In total, we are expecting to reduce capital investment in Connecticut by $500 million over the next five years. Until we see Connecticut's regulatory decisions come back into alignment with law and state policy, our decisions on the deployment of our valuable capital resources have to be based on our current experience with regulatory outcomes for utility investment.
With that, I do want to emphasize that we are confirming our five-year capital expenditure forecast of $23.1 billion across all business units, substantial consistently emerging infrastructure needs across our system provide ample opportunity for capital deployment in lieu of using those valuable resources in Connecticut. I will now cover a number of drivers that are expected to enhance our FFO to debt ratio from 2023 to 2025.
As you can see on Slide nine, the under-collection of 2023 deferred state policy costs, which will now be recovered as a result of the 2024 annual rate adjustment decision in Connecticut as well as other under recoveries of regulatory deferrals across all states of approximately $200 million contributed to the lower FFO to debt that we experienced in 2023. We expect other enhancements in 2024 and 2025 that include the sale of South Fork and Revolution Wind assets to GIP Upon closing of the sale to GIP, we anticipate receiving approximately $1.1 billion of cash proceeds from this transaction.

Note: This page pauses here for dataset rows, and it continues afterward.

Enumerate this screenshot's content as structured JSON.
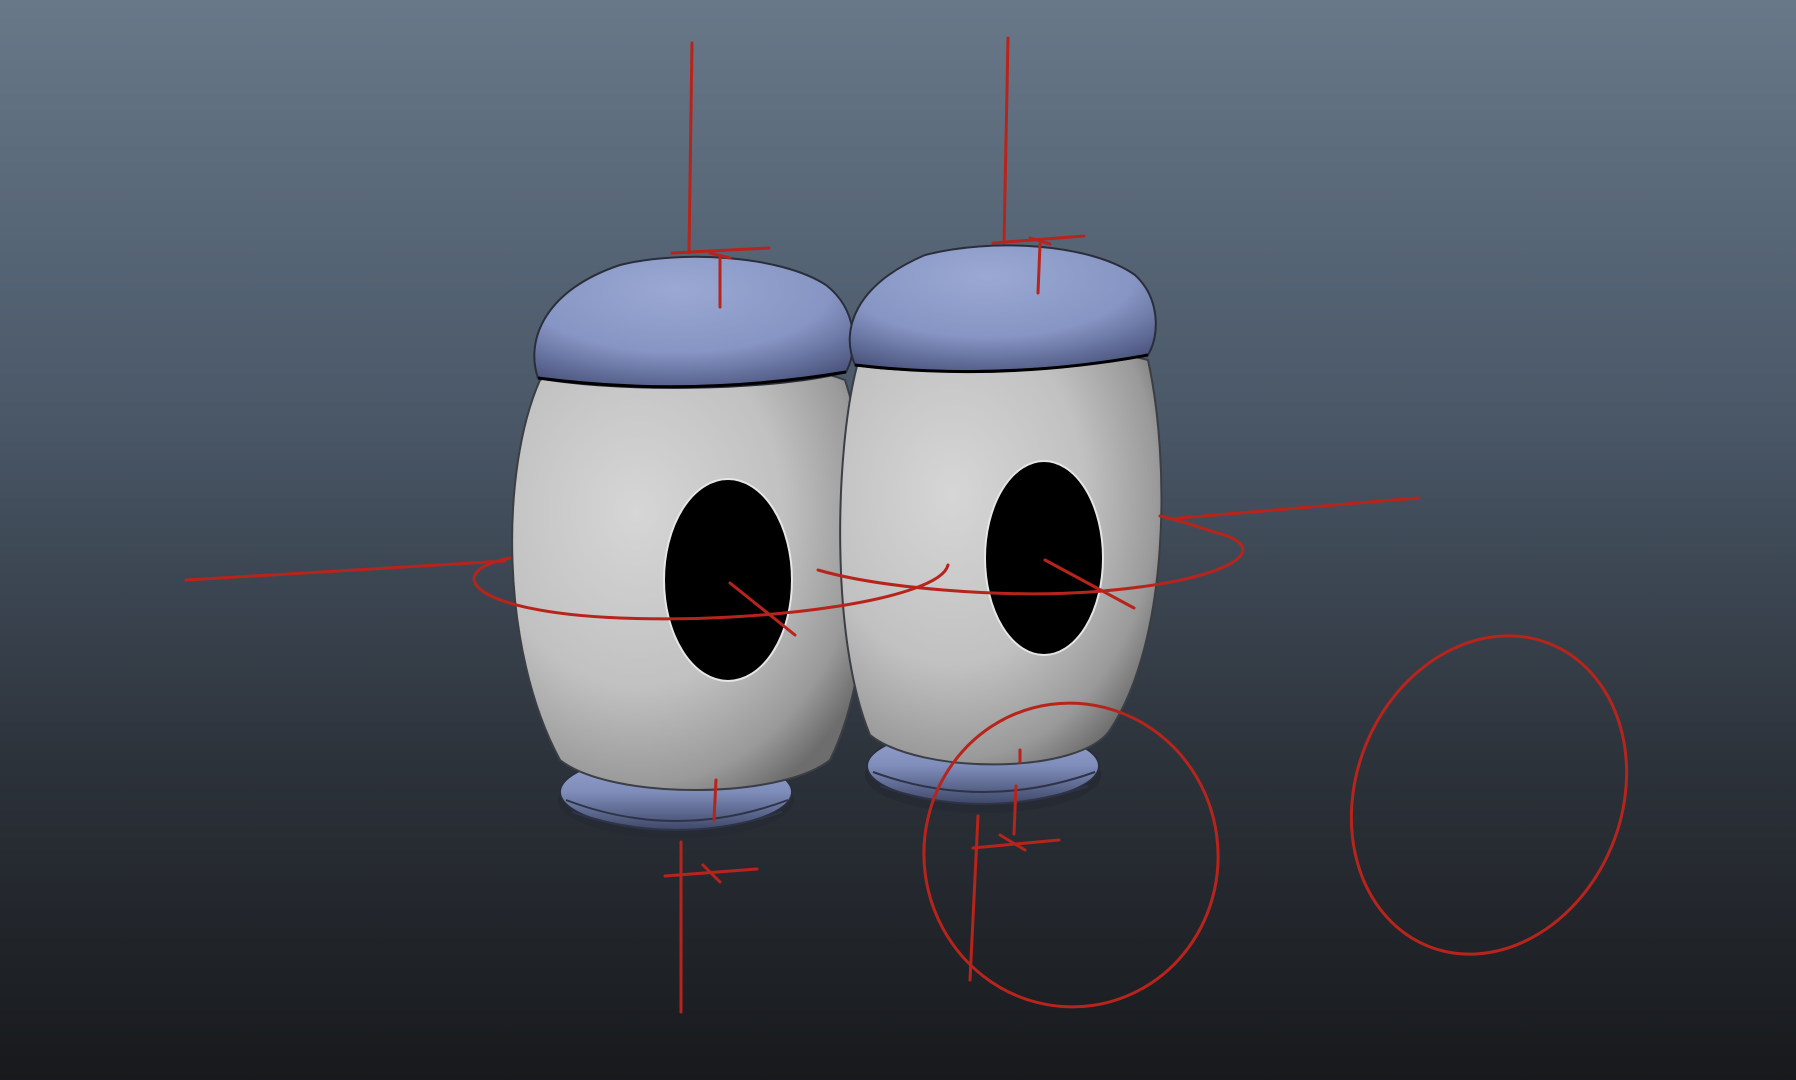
{
  "viewport": {
    "background_top": "#687889",
    "background_bottom": "#17191c"
  },
  "colors": {
    "eye_white": "#cccccc",
    "eye_white_shadow": "#6d6d6d",
    "lid": "#8d9cc9",
    "lid_shadow": "#4c5680",
    "pupil": "#000000",
    "rig_control": "#b7241c"
  },
  "objects": {
    "eyes": [
      "left-eye",
      "right-eye"
    ],
    "controls": [
      "aim-control-near",
      "aim-control-far"
    ]
  }
}
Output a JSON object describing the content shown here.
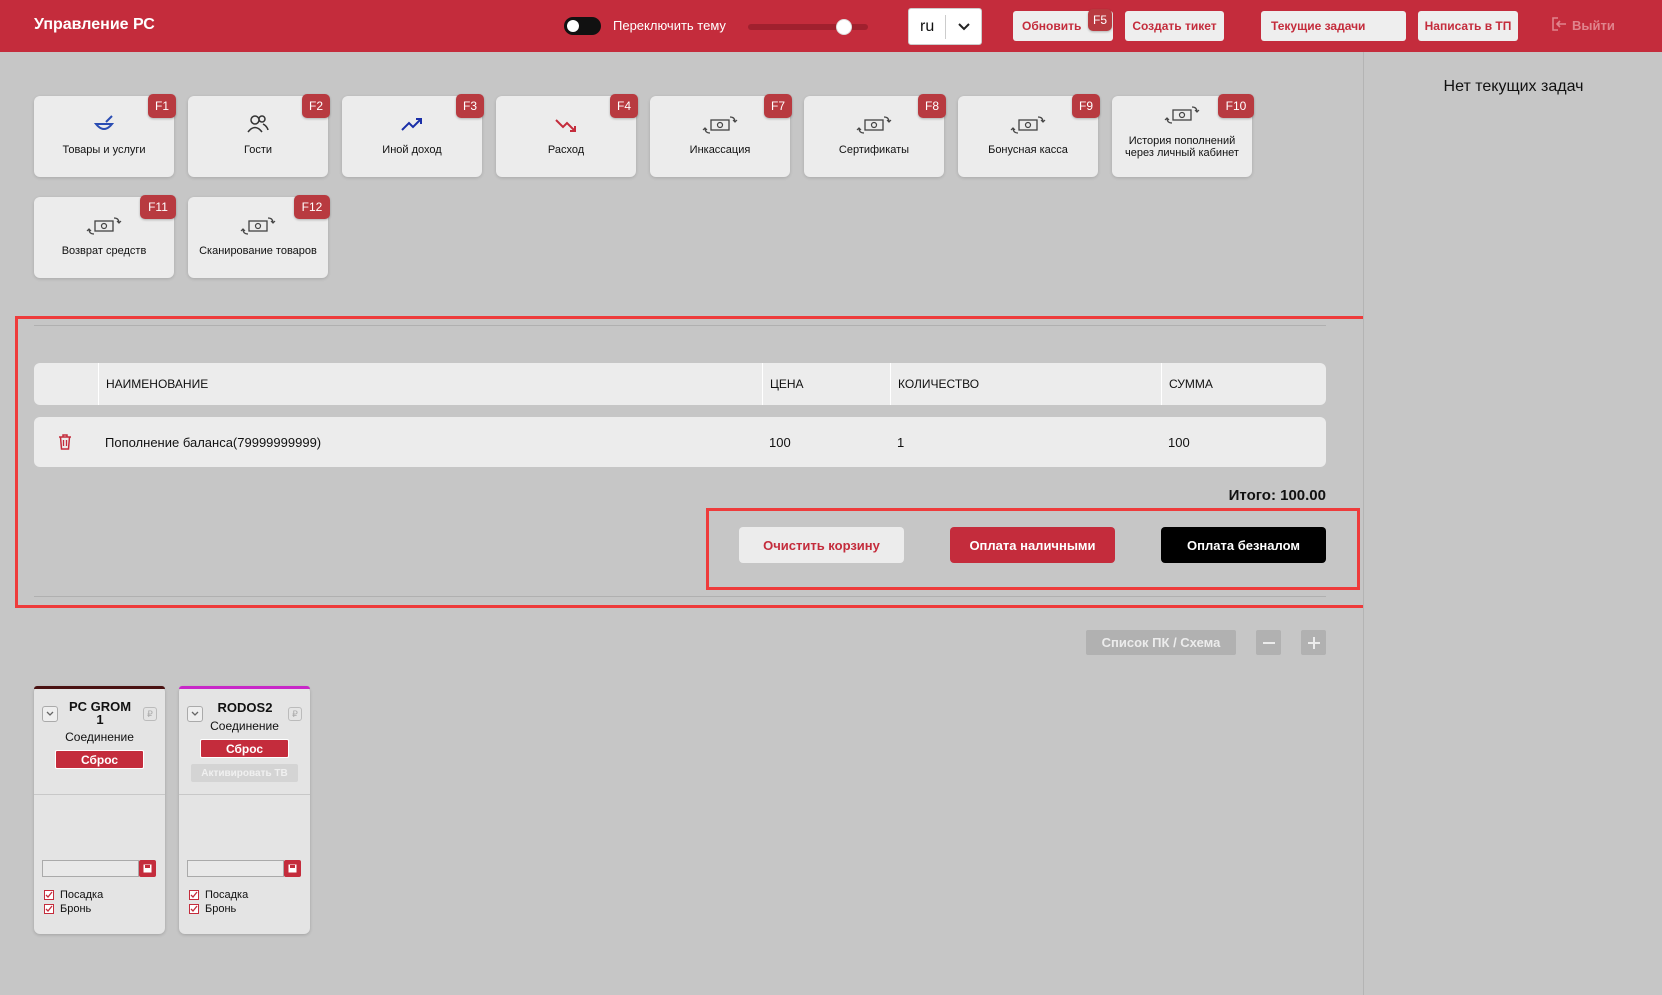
{
  "header": {
    "title": "Управление РС",
    "theme_label": "Переключить тему",
    "lang": "ru",
    "refresh_label": "Обновить",
    "refresh_key": "F5",
    "create_ticket_label": "Создать тикет",
    "current_tasks_label": "Текущие задачи",
    "write_support_label": "Написать в ТП",
    "logout_label": "Выйти"
  },
  "tiles": [
    {
      "label": "Товары и услуги",
      "key": "F1",
      "icon": "bowl-icon"
    },
    {
      "label": "Гости",
      "key": "F2",
      "icon": "users-icon"
    },
    {
      "label": "Иной доход",
      "key": "F3",
      "icon": "trend-up-icon"
    },
    {
      "label": "Расход",
      "key": "F4",
      "icon": "trend-down-icon"
    },
    {
      "label": "Инкассация",
      "key": "F7",
      "icon": "money-exchange-icon"
    },
    {
      "label": "Сертификаты",
      "key": "F8",
      "icon": "money-exchange-icon"
    },
    {
      "label": "Бонусная касса",
      "key": "F9",
      "icon": "money-exchange-icon"
    },
    {
      "label": "История пополнений через личный кабинет",
      "key": "F10",
      "icon": "money-exchange-icon"
    },
    {
      "label": "Возврат средств",
      "key": "F11",
      "icon": "money-exchange-icon"
    },
    {
      "label": "Сканирование товаров",
      "key": "F12",
      "icon": "money-exchange-icon"
    }
  ],
  "cart": {
    "columns": {
      "name": "НАИМЕНОВАНИЕ",
      "price": "ЦЕНА",
      "qty": "КОЛИЧЕСТВО",
      "sum": "СУММА"
    },
    "rows": [
      {
        "name": "Пополнение баланса(79999999999)",
        "price": "100",
        "qty": "1",
        "sum": "100"
      }
    ],
    "total": "Итого: 100.00",
    "clear_label": "Очистить корзину",
    "cash_label": "Оплата наличными",
    "card_label": "Оплата безналом"
  },
  "pc_controls": {
    "list_label": "Список ПК / Схема"
  },
  "pcs": [
    {
      "name": "PC GROM 1",
      "status": "Соединение",
      "reset_label": "Сброс",
      "activate_label": "",
      "check1": "Посадка",
      "check2": "Бронь",
      "accent": "#4a1212",
      "ruble": "₽"
    },
    {
      "name": "RODOS2",
      "status": "Соединение",
      "reset_label": "Сброс",
      "activate_label": "Активировать ТВ",
      "check1": "Посадка",
      "check2": "Бронь",
      "accent": "#c827c8",
      "ruble": "₽"
    }
  ],
  "right_panel": {
    "empty_text": "Нет текущих задач"
  },
  "colors": {
    "brand": "#c42c3c",
    "fkey": "#b83a40",
    "highlight": "#ee3b3b"
  }
}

In addition to the GIP sale proceeds, we anticipate utilizing our tax equity investment in South Fork win, which we expect will bring around $500 million of cash over the next 24 months. Lastly, collection of storm costs in Massachusetts and New Hampshire, planned rate increases at our utilities, the sale of our Sunrise Wind project to Orsted, equity issuances and cash flows from a potential sale of our water business will drive the enhancement of 2023 FFO to debt to 14 to 15 targeted by 2025.
Moving on to our equity issuances. In the first quarter of 2024, we raised approximately $75 million through our existing ATM program. And we issued 550,000 treasury shares. We continue to anticipate our equity needs to be up to $1.3 billion over the next several years. Also, as we announced in February, we are undertaking a review of our water distribution business. Proceeds from a successful sale are assumed in our long-term financing plan reducing the level of equity that would otherwise be needed. We continue to prepare materials needed to launch the first phase of this process.
Closing out on Slide 10, as I mentioned earlier, our $23.1 billion five-year capital forecast and our forecasted financing plan drive our 5% to 7% EPS growth rate through 2028 based off of our 2023 recurring EPS of $4.34 per share.
I'll now turn the call back to Matt for Q&A.